我们用上一节读取tfrecord文件得到的数据来建立一个简单的二分类神经网络。进而介绍模型的保存和导入方法
# 简单的二分类神经网络:单隐藏层
# 每个样本有5个features
# 隐藏层有10个神经元,一个输出
# -*- coding: UTF-8 -*-
#!/usr/bin/python3
# Env: python3.6
import tensorflow as tf
import numpy as np
import os
# path
data_filename = 'data/data_train.txt'
size = (10000, 5)
tfrecord_path = 'data/test_data.tfrecord'
# tfrecord_path2 = 'data/test_data2.tfrecord'
# generate data 10000*5, label: 0 or 1
# generate tfrecord named test_data.tfrecord.
def generate_data(data_filename = data_filename, size=size):
if not os.path.exists(data_filename):
np.random.seed(9)
x_data = np.random.randint(0, 10, size = size)
y1_data = np.ones((size[0]//2, 1), int)
y2_data = np.zeros((size[0]//2, 1), int)
y_data = np.append(y1_data, y2_data)
np.random.shuffle(y_data)
# stitching together x and y in one file
xy_data = str('')
for xy_row in range(len(x_data)):
x_str = str('')
for xy_col in range(len(x_data[0])):
if not xy_col == (len(x_data[0])-1):
x_str =x_str+str(x_data[xy_row, xy_col])+' '
else:
x_str = x_str + str(x_data[xy_row, xy_col])

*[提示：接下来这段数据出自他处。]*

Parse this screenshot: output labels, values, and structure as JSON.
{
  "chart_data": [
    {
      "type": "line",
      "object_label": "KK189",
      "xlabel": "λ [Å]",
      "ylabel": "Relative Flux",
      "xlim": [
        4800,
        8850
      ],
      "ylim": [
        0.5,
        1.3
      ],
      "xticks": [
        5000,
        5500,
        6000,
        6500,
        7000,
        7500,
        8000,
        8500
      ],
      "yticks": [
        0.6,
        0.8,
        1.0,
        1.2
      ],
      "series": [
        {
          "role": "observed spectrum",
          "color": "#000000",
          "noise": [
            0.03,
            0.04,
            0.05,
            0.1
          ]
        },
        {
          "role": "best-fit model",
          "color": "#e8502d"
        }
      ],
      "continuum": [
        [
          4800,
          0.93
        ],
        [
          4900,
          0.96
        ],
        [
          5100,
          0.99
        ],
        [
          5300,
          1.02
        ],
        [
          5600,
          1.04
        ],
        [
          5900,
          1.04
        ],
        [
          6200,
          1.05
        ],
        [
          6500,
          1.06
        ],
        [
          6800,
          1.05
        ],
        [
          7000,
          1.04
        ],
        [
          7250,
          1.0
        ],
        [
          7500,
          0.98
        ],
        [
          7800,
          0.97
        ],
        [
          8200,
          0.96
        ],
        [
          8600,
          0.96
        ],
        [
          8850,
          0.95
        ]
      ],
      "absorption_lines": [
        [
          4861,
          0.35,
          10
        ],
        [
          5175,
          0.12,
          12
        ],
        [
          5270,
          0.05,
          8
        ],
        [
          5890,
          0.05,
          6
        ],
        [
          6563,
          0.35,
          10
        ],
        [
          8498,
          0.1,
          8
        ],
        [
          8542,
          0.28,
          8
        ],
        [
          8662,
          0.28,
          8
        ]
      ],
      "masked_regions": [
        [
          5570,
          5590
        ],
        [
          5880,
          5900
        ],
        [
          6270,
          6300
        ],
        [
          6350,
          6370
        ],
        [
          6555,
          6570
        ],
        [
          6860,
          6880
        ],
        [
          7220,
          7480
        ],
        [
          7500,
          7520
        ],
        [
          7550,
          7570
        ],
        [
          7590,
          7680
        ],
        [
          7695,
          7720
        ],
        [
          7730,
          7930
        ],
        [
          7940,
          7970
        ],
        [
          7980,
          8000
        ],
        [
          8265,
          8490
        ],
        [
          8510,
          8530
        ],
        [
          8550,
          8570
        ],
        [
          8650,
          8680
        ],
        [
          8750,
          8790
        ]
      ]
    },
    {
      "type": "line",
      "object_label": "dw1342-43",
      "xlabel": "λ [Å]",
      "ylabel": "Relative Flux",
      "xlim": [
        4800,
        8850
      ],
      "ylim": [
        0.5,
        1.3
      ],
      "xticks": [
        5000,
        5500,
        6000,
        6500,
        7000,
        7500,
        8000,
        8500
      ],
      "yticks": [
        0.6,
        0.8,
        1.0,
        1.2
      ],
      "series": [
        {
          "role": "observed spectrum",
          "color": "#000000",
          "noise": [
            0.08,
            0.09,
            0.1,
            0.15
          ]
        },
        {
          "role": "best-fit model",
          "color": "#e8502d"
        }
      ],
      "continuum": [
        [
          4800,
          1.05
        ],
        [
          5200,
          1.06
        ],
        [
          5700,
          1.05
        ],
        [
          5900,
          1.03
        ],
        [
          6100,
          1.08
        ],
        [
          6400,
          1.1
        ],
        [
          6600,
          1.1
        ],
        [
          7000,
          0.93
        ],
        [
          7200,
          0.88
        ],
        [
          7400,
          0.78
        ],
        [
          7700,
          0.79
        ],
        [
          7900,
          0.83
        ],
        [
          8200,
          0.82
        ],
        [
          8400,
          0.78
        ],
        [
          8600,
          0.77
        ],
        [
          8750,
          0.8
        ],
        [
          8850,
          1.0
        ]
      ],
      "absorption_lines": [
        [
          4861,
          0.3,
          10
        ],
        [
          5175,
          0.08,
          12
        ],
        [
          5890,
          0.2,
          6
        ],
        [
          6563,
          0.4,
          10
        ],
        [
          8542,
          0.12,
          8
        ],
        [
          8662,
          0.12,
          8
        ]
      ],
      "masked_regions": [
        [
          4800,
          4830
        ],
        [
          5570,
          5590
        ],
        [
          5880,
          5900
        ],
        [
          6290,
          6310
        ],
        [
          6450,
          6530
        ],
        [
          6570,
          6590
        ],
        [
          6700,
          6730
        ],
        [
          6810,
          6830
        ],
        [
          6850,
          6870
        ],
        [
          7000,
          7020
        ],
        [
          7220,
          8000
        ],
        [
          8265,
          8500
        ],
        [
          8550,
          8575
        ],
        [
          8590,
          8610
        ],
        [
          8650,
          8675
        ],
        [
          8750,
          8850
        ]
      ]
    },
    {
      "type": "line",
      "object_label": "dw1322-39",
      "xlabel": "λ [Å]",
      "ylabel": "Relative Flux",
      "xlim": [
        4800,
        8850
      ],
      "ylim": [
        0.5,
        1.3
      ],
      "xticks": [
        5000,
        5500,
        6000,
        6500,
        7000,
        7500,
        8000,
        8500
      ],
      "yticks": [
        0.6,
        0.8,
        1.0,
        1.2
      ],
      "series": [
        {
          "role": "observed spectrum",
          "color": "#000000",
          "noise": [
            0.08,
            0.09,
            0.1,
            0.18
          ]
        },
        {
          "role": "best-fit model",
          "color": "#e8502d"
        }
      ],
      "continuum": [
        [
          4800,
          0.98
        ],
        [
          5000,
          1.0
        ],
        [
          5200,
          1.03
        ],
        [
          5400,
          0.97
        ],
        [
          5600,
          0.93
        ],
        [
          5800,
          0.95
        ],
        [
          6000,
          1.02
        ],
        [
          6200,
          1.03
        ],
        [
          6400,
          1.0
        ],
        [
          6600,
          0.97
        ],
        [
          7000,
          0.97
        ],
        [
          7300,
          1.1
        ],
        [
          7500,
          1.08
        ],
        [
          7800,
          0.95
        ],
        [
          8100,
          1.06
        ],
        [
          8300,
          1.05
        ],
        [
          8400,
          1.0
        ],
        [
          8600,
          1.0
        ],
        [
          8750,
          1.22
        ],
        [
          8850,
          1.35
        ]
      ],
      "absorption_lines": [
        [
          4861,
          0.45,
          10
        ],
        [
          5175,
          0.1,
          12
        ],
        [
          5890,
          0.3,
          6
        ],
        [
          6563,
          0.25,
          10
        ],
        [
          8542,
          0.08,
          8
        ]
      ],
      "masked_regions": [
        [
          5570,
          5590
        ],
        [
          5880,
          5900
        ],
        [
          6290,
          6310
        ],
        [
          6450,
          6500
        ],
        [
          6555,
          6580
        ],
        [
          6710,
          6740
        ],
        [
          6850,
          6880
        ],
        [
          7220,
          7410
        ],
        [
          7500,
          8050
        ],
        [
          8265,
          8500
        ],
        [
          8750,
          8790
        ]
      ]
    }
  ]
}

y_str = str(y_data[xy_row])
xy_data = xy_data+(x_str+'/'+y_str + '\n')
#print(xy_data[1])
# write to txt
write_txt = open(data_filename, 'w')
write_txt.write(xy_data)
write_txt.close()
return
# obtain data from txt
# every line of data is just as follow: 1 2 3 4 5/1. train data: 1 2 3 4 5, label: 1
def txt_to_tfrecord(txt_filename = data_filename, tfrecord_path = tfrecord_path):
# 第一步:生成TFRecord Writer
writer = tf.python_io.TFRecordWriter(tfrecord_path)
# 第二步:读取TXT数据,并分割出样本数据和标签
file = open(txt_filename)
for data_line in file.readlines(): # 每一行
data_line = data_line.strip('\n') # 去掉换行符
sample = []
spls = data_line.split('/', 1)[0]# 样本
for m in spls.split(' '):
sample.append(int(m))
label = data_line.split('/', 1)[1]# 标签
label = int(label)
print('sample:', sample, 'labels:', label)

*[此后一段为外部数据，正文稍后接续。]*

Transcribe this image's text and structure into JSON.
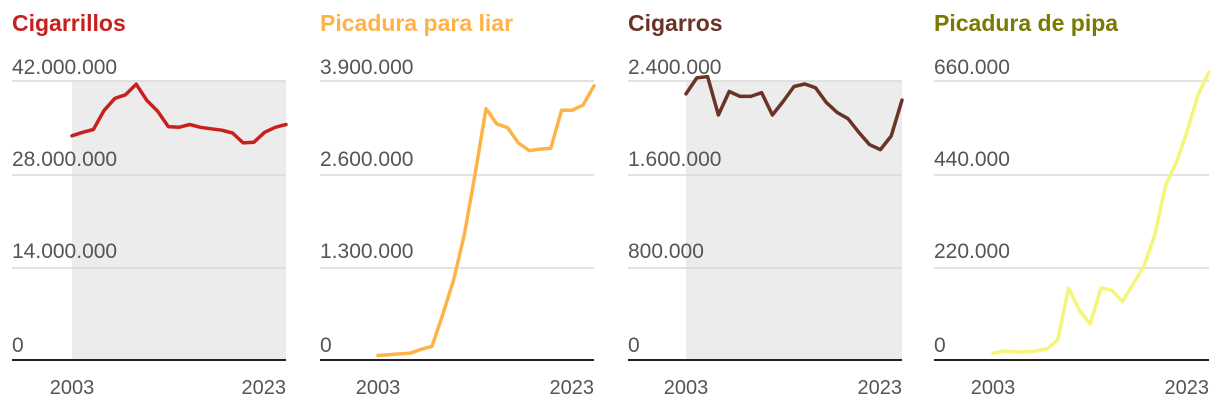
{
  "chart_data": [
    {
      "type": "line",
      "title": "Cigarrillos",
      "color": "#c8201e",
      "yticks": [
        "42.000.000",
        "28.000.000",
        "14.000.000",
        "0"
      ],
      "ylim": [
        0,
        42000000
      ],
      "xlim": [
        2003,
        2023
      ],
      "xticks": [
        "2003",
        "2023"
      ],
      "shaded_region": [
        2003,
        2023
      ],
      "series": [
        {
          "x": [
            2003,
            2004,
            2005,
            2006,
            2007,
            2008,
            2009,
            2010,
            2011,
            2012,
            2013,
            2014,
            2015,
            2016,
            2017,
            2018,
            2019,
            2020,
            2021,
            2022,
            2023
          ],
          "values": [
            31700000,
            32200000,
            32600000,
            35300000,
            37000000,
            37500000,
            39000000,
            36700000,
            35200000,
            33000000,
            32900000,
            33300000,
            32900000,
            32700000,
            32500000,
            32100000,
            30700000,
            30800000,
            32200000,
            32900000,
            33300000
          ]
        }
      ]
    },
    {
      "type": "line",
      "title": "Picadura para liar",
      "color": "#ffb347",
      "yticks": [
        "3.900.000",
        "2.600.000",
        "1.300.000",
        "0"
      ],
      "ylim": [
        0,
        3900000
      ],
      "xlim": [
        2003,
        2023
      ],
      "xticks": [
        "2003",
        "2023"
      ],
      "series": [
        {
          "x": [
            2003,
            2004,
            2005,
            2006,
            2007,
            2008,
            2009,
            2010,
            2011,
            2012,
            2013,
            2014,
            2015,
            2016,
            2017,
            2018,
            2019,
            2020,
            2021,
            2022,
            2023
          ],
          "values": [
            60000,
            70000,
            80000,
            90000,
            140000,
            180000,
            600000,
            1050000,
            1650000,
            2450000,
            3300000,
            3100000,
            3050000,
            2850000,
            2750000,
            2770000,
            2780000,
            3280000,
            3280000,
            3350000,
            3600000
          ]
        }
      ]
    },
    {
      "type": "line",
      "title": "Cigarros",
      "color": "#6b3226",
      "yticks": [
        "2.400.000",
        "1.600.000",
        "800.000",
        "0"
      ],
      "ylim": [
        0,
        2400000
      ],
      "xlim": [
        2003,
        2023
      ],
      "xticks": [
        "2003",
        "2023"
      ],
      "shaded_region": [
        2003,
        2023
      ],
      "series": [
        {
          "x": [
            2003,
            2004,
            2005,
            2006,
            2007,
            2008,
            2009,
            2010,
            2011,
            2012,
            2013,
            2014,
            2015,
            2016,
            2017,
            2018,
            2019,
            2020,
            2021,
            2022,
            2023
          ],
          "values": [
            2150000,
            2280000,
            2290000,
            1980000,
            2170000,
            2130000,
            2130000,
            2160000,
            1980000,
            2090000,
            2210000,
            2230000,
            2200000,
            2080000,
            2000000,
            1950000,
            1840000,
            1740000,
            1700000,
            1810000,
            2100000
          ]
        }
      ]
    },
    {
      "type": "line",
      "title": "Picadura de pipa",
      "color": "#f5f57a",
      "title_color": "#7a7a00",
      "yticks": [
        "660.000",
        "440.000",
        "220.000",
        "0"
      ],
      "ylim": [
        0,
        660000
      ],
      "xlim": [
        2003,
        2023
      ],
      "xticks": [
        "2003",
        "2023"
      ],
      "series": [
        {
          "x": [
            2003,
            2004,
            2005,
            2006,
            2007,
            2008,
            2009,
            2010,
            2011,
            2012,
            2013,
            2014,
            2015,
            2016,
            2017,
            2018,
            2019,
            2020,
            2021,
            2022,
            2023
          ],
          "values": [
            15000,
            20000,
            18000,
            18000,
            20000,
            25000,
            45000,
            160000,
            110000,
            80000,
            160000,
            155000,
            130000,
            170000,
            210000,
            280000,
            390000,
            440000,
            510000,
            590000,
            640000
          ]
        }
      ]
    }
  ]
}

# 第三步: 建立feature字典,tf.train.Feature()对单一数据编码成feature
feature = {'sample': tf.train.Feature(int64_list=tf.train.Int64List(value=sample)),
'label': tf.train.Feature(int64_list=tf.train.Int64List(value=[label]))}
# 第四步:可以理解为将内层多个feature的字典数据再编码,集成为features
features = tf.train.Features(feature = feature)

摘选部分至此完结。